The ship's master, Capt. Ian McNaught, recently learned that he will also transfer to the Queen Victoria.
McNaught said that he had achieved his goal when, as a young merchant marine officer, he set his sights on becoming captain of the most famous ship in the world. But the end of his current command has not yet hit him. He figures it will when he takes the QE2 out of Southampton on Nov. 11 for the final voyage to Dubai.
Many crew I spoke with did not yet know their fate. My Filipino cabin steward, who wanted to remain anonymous, said he had been offered an immediate transfer to P&O but turned it down. He has now been promised a spot with Cunard, but it might not happen until next spring.
My own association with the ship began on June 19, 1969, when I sailed to England for my summer holidays, and this voyage was my 34th. Over the years, I have met many of the regular passengers.
Paul Klee from New Hampshire has been sailing transatlantic since he was a very young child, and we first met aboard a French Line ship 50 years ago. QE2 has long since become his favorite ship as it's the Atlantic crossing he craves, where the rhythm of daily shipboard life is uninterrupted by port calls.
Myles Devin, a postman from rural Scotland, made his first crossing in 1986, and he fell in love with the ship. A visit to his tiny inside single cabin on Four Deck revealed a dozen bon voyage cards taped to the walls, postcards of the ship in numerous ports stuck in the edges of the mirror, and personal photos with friends arranged on the desk.
The Waltons, a retired couple from Southampton, had seen the ship coming and going for decades. Talking to them in the midships lobby, Mrs. Walton said, "I had to pinch myself that I am here." Her husband added that this trip would mark the couple's first time in New York. "It's all a bit of a dream come true," he said.
Life aboard this final westbound crossing pretty much continued as usual: socializing and sharing many memories; enjoying the ritual of afternoon tea in the Queens Room; attending lectures on maritime history, the royal family and New York; taking circular constitutional walks on the open deck; reading in the library and buying QE2 books next door; having a beer or two in the pub while playing trivia; dressing up for dinner four nights out of six; attending a show afterward; and ending with a stroll on deck before calling it a day.
One afternoon, during a gathering of more than 100 ship enthusiasts in the Chart Room Bar, some grumbled that the British government should have bought the ship and preserved it, and many expressed dismay at the proposed plans to gut the ship and turn it into something that never was.
A few felt it should simply be allowed to sink intact, but most agreed that the ship had been a huge success against all odds, and a permanent berth in Dubai was better than the scrap yard.
On the last afternoon off the Nantucket Shoals, the QE2 and the QM2 closed to within shouting distance.
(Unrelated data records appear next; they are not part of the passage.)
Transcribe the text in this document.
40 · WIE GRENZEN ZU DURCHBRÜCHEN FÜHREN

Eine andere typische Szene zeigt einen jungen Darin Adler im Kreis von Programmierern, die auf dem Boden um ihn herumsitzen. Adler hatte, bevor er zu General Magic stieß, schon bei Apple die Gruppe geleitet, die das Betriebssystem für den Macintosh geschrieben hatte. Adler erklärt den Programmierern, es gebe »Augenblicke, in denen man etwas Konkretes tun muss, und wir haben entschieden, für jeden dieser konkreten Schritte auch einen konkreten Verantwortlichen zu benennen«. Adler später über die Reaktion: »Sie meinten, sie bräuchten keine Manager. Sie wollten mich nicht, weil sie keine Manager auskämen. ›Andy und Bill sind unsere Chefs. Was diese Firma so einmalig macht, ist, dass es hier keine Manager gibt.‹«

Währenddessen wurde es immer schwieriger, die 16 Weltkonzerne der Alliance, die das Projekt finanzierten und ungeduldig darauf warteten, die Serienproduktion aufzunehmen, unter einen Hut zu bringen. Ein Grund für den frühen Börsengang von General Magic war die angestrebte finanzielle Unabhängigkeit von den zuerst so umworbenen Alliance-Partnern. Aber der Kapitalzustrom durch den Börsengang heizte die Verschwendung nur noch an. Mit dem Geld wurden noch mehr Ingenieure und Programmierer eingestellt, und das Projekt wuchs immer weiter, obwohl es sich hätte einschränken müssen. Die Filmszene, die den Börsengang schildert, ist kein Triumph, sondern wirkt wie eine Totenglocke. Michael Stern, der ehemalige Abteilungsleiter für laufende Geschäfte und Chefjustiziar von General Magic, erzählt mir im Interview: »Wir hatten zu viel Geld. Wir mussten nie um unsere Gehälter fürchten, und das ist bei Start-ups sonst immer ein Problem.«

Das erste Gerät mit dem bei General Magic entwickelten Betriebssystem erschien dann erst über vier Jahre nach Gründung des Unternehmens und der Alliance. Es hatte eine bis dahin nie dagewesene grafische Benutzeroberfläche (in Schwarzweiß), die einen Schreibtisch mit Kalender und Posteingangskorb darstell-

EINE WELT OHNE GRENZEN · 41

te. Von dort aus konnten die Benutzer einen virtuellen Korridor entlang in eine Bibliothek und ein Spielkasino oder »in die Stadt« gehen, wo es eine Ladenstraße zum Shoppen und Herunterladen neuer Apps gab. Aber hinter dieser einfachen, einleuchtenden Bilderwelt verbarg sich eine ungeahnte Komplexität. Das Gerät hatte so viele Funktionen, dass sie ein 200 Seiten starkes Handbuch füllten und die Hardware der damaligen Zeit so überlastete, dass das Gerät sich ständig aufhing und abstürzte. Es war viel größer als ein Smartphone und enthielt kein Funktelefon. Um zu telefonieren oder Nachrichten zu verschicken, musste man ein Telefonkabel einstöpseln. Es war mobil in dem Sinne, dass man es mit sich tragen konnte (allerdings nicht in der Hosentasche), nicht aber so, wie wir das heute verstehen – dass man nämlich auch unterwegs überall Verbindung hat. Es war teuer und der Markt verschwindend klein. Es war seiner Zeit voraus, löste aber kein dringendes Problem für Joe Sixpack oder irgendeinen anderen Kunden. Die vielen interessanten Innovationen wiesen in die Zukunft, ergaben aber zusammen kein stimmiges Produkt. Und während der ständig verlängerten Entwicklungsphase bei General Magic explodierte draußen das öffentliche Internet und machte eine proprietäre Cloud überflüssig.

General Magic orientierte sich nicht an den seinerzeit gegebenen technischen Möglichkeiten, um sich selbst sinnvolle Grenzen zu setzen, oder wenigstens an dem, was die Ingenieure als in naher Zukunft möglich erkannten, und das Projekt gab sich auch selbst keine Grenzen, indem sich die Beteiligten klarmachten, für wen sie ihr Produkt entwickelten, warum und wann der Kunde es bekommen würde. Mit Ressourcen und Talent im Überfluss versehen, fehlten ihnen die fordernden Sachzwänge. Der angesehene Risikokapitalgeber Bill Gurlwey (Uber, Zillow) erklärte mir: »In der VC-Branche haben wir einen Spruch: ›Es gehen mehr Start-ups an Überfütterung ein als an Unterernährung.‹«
QM2 passengers lined the rails, and in unison under the direction of Commodore Bernard Warner, they sent up a triple "hip, hip hooray."
Then McNaught gave three blasts of the QE2's deep-throated whistle that resonated across the sea, and when the QM2 replied with almost an adolescent sound, there was no question who won that contest.
At 5 a.m., under a near full moon on the morning of Oct. 16, both ships entered New York Harbor. The QM2 peeled off to dock in Brooklyn, and the QE2 sailed proudly up the Hudson to the newly renovated Pier 90, which was built back in the mid-1930s for the original Queen Mary and Queen Elizabeth.
Passengers disembarked laden with QE2 souvenirs, commemorative dinner menus, farewell pins and voyage certificates signed personally by the captain.
Some, like myself, were leaving the ship for the last time, while others were returning immediately that afternoon on the final departure from New York.
That evening, I joined thousands of others to watch the ship sail with lights ablaze until it passed under the Verrazano-Narrows Bridge and out of sight.
The Queen Mary 2, sailing in the older sister's shadow, will now be able to come into its own.